WWBGD: Free Agency
Friday, April 18, 2008 16:02
I had a business meeting with a couple of Canadian friends the other day and they were bemoaning the fact that back in the days of the six team NHL, kids would pick their favorite team and then be able to cheer on their favorite player for years and years. It’s definitely not like that anymore in hockey, to say the least.
And it’s not like that anymore with baseball. But back in the day it was the same as hockey.
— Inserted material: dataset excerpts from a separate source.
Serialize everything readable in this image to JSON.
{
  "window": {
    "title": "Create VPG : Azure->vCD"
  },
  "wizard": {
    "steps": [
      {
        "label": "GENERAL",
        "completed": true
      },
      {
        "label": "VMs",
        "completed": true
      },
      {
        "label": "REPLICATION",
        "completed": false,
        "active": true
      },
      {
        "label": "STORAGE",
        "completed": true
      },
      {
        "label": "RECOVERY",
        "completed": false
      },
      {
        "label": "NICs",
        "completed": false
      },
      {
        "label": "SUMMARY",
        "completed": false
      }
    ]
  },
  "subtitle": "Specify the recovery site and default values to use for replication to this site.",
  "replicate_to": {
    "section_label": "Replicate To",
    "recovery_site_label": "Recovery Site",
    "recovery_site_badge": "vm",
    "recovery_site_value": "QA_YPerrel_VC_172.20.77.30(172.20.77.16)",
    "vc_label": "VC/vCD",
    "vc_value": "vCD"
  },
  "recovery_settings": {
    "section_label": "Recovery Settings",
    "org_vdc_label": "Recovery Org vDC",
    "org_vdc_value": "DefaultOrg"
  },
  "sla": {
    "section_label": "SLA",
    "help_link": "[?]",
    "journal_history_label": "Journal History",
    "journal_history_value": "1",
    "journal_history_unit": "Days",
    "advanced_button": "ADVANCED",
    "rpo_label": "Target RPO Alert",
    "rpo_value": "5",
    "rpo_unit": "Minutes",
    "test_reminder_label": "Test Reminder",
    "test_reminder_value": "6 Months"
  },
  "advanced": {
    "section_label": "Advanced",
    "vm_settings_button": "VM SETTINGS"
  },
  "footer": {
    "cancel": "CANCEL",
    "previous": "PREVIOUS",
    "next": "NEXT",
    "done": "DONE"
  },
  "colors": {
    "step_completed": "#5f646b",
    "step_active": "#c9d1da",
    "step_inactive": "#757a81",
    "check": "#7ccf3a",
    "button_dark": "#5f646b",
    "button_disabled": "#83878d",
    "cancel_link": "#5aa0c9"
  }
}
I’ve been a Cardinal fan my whole life and I can tell you the starting lineup for the 1967-8 Cardinals teams that were NL Champs 2 years in a row, winning the world series in 1967 and losing the seventh game to the Detroit Tigers a year later.
I thought to myself with the era of free agency dawning shortly after my hero, Bob Gibson, retired, WWBGD if he in fact became eligible for free agency.
It’s a difficult quandary.
Because of his fierce competitive nature and because he would always want to play for the championship, one could assume that he would rather sign with a perennial contender than stay with one team out of loyalty if that team had fallen on bad competitive times. And I would imagine because of his close friendship with Curt Flood [another hero of baseball and should be in the HOF, IMHO], he would have wanted to seize control of his own destiny. He could go to wherever it was best for him, his career, his family and his team.
So, I could see him signing on with the great Oakland A’s teams of the early 1970’s or with the pitching and defense laden Baltimore Orioles or anchor the lackluster starting pitching staff of the famed Big Red Machine.
However, I would dare say that he would be loyal to the city, his team and teammates and would choose to make the best deal he could with his current team. He’d be a Tony Gwynn or a Cal Ripken. People who stayed with the home team because they wanted to spend their career in one place. He would dance with the date that brung him to the dance. I believe he would be pissed off when one of his teammates left just for the money. He would throw at them the first chance he got.
Just ask his best friend, Bill White.